The U.S. does not believe that tense relations between Venezuela and Colombia will lead to war, U.S. assistant secretary of state for western hemisphere affairs, Arturo Valenzuela, said on Monday.
The U.S. does think “there have been accusations and provocation,” but despite this “we do not outright see what will happen,” Valenzuela said in Chile, his birthplace.
Relations between Caracas and Bogota worsened after the announcement of a U.S.-Colombia treaty that allows the North Americans access to Colombian military bases and airports.

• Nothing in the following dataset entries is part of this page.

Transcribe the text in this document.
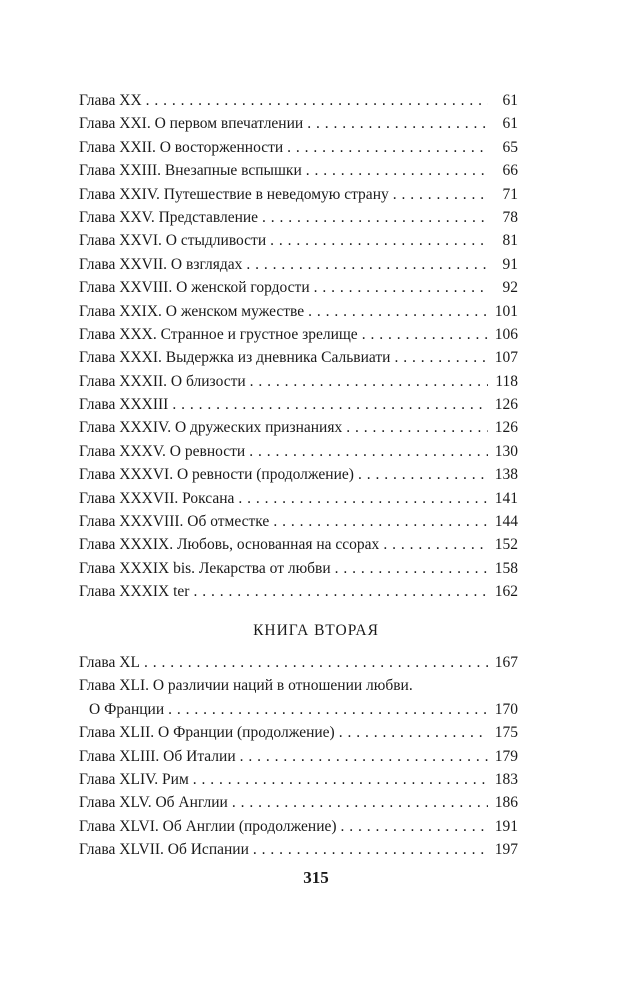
Глава XX . . .	61
Глава XXI. О первом впечатлении . . .	61
Глава XXII. О восторженности . . .	65
Глава XXIII. Внезапные вспышки . . .	66
Глава XXIV. Путешествие в неведомую страну . . .	71
Глава XXV. Представление . . .	78
Глава XXVI. О стыдливости . . .	81
Глава XXVII. О взглядах . . .	91
Глава XXVIII. О женской гордости . . .	92
Глава XXIX. О женском мужестве . . .	101
Глава XXX. Странное и грустное зрелище . . .	106
Глава XXXI. Выдержка из дневника Сальвиати . . .	107
Глава XXXII. О близости . . .	118
Глава XXXIII . . .	126
Глава XXXIV. О дружеских признаниях . . .	126
Глава XXXV. О ревности . . .	130
Глава XXXVI. О ревности (продолжение) . . .	138
Глава XXXVII. Роксана . . .	141
Глава XXXVIII. Об отместке . . .	144
Глава XXXIX. Любовь, основанная на ссорах . . .	152
Глава XXXIX bis. Лекарства от любви . . .	158
Глава XXXIX ter . . .	162
КНИГА ВТОРАЯ
Глава XL . . .	167
Глава XLI. О различии наций в отношении любви.
О Франции . . .	170
Глава XLII. О Франции (продолжение) . . .	175
Глава XLIII. Об Италии . . .	179
Глава XLIV. Рим . . .	183
Глава XLV. Об Англии . . .	186
Глава XLVI. Об Англии (продолжение) . . .	191
Глава XLVII. Об Испании . . .	197
315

The “complex and difficult situation” the two countries now find themselves in is being monitored by the U.S. “with close attention.”
However, Valenzuela reiterated U.S. claims that the newly-signed plan is very similar to existing forms of cooperation.
“They are not military bases; they are airports where – with the permission of Colombia – some flights can take off,” the official said, emphazising that the reason for the military cooperation is the fight against drug trafficking.
Venezuelan and U.S. diplomats met on Monday to discuss increased tensions in the region, following Venezuelan claims on Friday that a U.S. military plane violated Venezuelan airspace after taking off from the Caribbean islands of the Netherlands Antilles.
Washington denies this intrusion, and responded that the U.S. does not enter another nation’s airspace “without prior consent and coordination.”